High Altitude Pulmonary Edema—Shortness of breath often with audible rales (crackling sound like crumpling paper), blue color (in severe cases) best treated by RAPID descent. This is an emergency!! Can use Nifedipine if available.
High Altitude Cerebral Edema—Headache, confusion, hallucinations, incoordination best treated by !RAPID! descent. This is an even more severe emergency. Can also use Decadron if available.

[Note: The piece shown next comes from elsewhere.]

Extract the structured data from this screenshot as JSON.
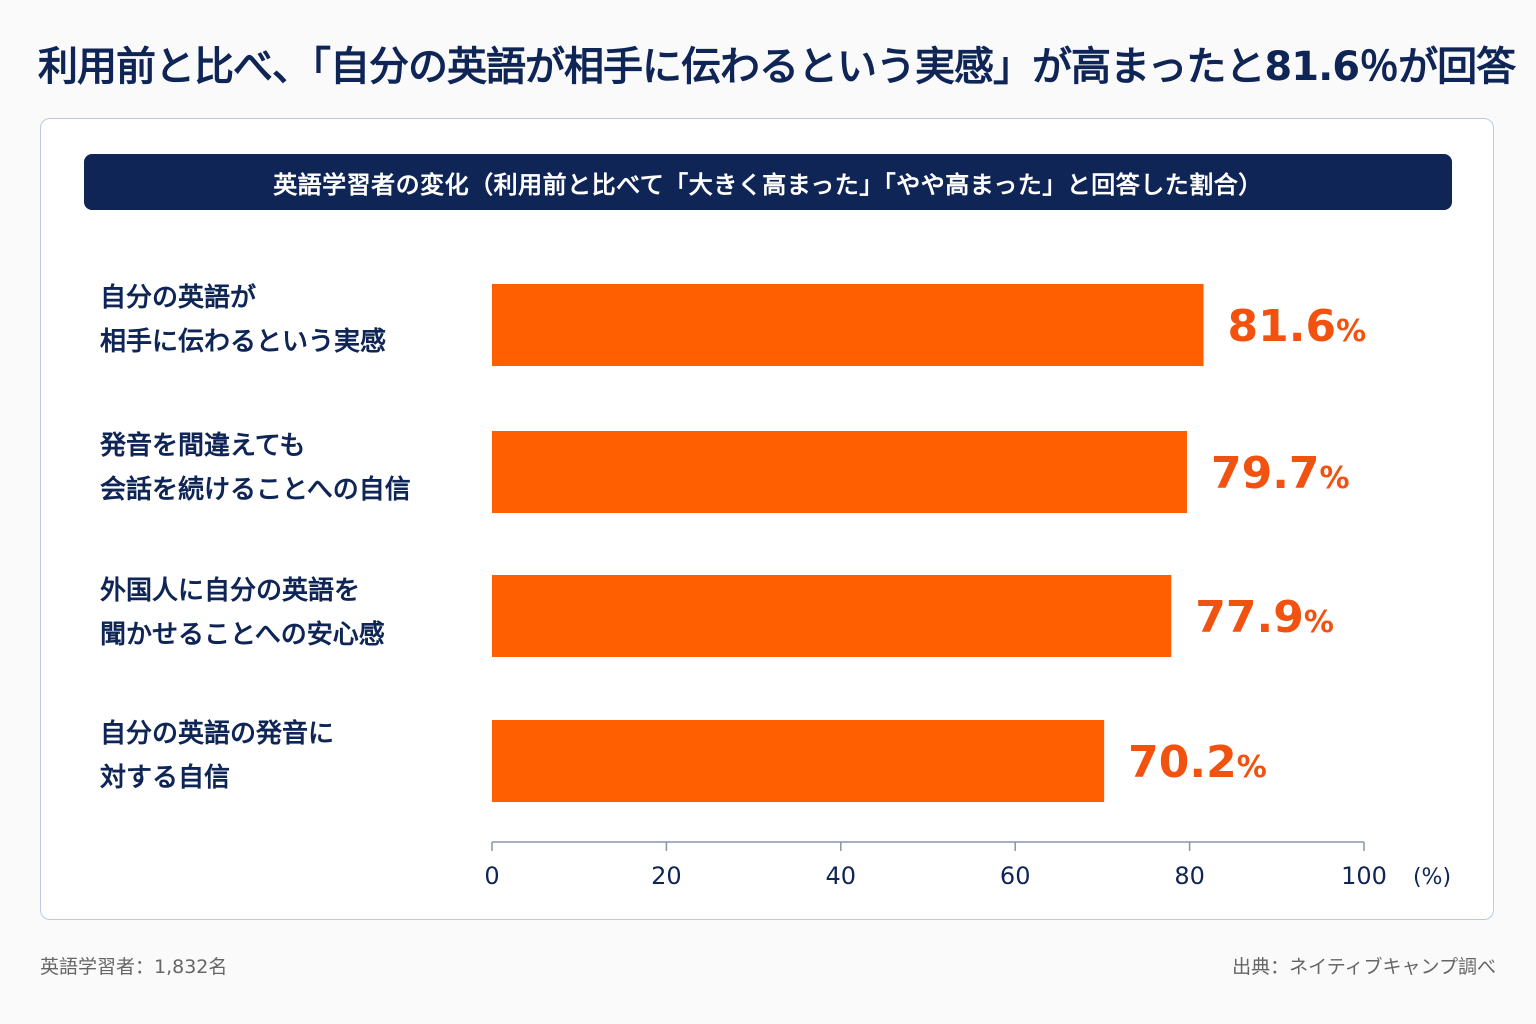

High Altitude Flatus—The tendency for passing increased bowel gas at high elevation is generally not a serious medical problem except in markedly anal retentive ultralighters. Tentmates may become short of breath and turn blue in more severe cases. Tarps minimize this effect and are recommended as a preventative.

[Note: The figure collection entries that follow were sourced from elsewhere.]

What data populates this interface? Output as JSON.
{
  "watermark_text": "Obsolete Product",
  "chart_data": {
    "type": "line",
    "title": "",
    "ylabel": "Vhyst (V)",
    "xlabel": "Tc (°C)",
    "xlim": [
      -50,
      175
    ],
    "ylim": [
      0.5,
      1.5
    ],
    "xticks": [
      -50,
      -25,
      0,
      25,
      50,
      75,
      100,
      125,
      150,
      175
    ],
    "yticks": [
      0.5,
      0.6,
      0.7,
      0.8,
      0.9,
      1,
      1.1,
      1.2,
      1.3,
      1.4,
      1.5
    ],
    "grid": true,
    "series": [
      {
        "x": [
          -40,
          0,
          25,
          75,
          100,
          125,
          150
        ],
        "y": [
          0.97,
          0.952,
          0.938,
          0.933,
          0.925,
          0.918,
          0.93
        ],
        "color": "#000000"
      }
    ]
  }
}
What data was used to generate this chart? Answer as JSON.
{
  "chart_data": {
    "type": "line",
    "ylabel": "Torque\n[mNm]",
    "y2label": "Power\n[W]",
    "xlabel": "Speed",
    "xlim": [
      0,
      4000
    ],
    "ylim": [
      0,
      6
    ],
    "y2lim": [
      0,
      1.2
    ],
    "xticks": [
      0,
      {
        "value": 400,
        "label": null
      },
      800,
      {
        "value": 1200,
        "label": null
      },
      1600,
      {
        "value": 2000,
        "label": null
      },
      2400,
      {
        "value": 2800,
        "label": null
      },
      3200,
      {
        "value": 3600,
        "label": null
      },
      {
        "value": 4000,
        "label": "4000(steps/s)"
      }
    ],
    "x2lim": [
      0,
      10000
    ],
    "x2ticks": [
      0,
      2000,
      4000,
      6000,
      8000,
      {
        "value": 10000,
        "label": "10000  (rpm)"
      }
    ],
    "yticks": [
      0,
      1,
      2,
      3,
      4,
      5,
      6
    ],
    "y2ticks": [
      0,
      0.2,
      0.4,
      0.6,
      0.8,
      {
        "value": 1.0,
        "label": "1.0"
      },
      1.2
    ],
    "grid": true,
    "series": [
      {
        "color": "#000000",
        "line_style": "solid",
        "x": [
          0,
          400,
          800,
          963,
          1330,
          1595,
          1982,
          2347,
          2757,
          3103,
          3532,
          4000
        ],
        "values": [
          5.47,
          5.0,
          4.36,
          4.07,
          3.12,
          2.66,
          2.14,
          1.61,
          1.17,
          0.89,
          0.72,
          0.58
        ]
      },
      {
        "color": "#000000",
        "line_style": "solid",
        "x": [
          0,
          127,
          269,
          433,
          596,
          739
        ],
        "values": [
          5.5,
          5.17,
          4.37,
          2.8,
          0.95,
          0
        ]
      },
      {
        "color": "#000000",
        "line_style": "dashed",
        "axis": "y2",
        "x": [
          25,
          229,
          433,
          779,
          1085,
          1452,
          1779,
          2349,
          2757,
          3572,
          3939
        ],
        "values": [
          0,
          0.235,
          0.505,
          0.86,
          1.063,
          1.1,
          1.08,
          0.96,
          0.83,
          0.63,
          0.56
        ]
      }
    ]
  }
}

First Aid Kit: My 6.2 oz of protection
Wound closure
4 circular/4 standard cloth type “Band-Aids”
2 small/2medium Compeed patches
2 packages of Steri-strips
Blister Tape—Leukotape P sports tape or Kinesio waterproof (Sticks better than Duct tape and breathes)
Small roll of sports tape
2 safety pins
small bottle of benzoin
Medications (Rx=need prescription*)
10 Aleve (12 hour duration anti-inflammatory)
10 Benedryl—sleep aid, allergic reaction
6 Tums—indigestion, reflux
6 Imodium—diarrhea
4 Vicodin (Rx)—severe pain
6 Diamox 250mg (Rx)—altitude illness
6 Doxycycline 500mg (Rx)—broad spectrum antibiotic
4 Hydroxyzine (Rx)—sedative/pain
4 Decadron (Rx)—allergic reaction, altitude sickness
2 small foil pouch topical antibiotic
*Your personal physicians may be willing to prescribe small quantities of many of these medications for trip use. Make sure you know how to use them before you go. Write down directions and seal them in a waterproof bag. Keep track of expiration dates. If you’re not sure of what you are treating, DON’T.
Miscellaneous
25 Iodine pills—antiseptic, emergency water purification
Water/windproof matches, firestarter
2 needles in small insulate piece, wrapped with 10 years heavy thread
mini-photon light with locking on switch on elastic wrist strap
Other—stored elsewhere
Tweezers/scissors/knife on smallest Swiss army knife
Everything is stored in a waterproof ziplock bag(s) for easy visualization/access. Keep iodine away from anything metal—best to store with bandages.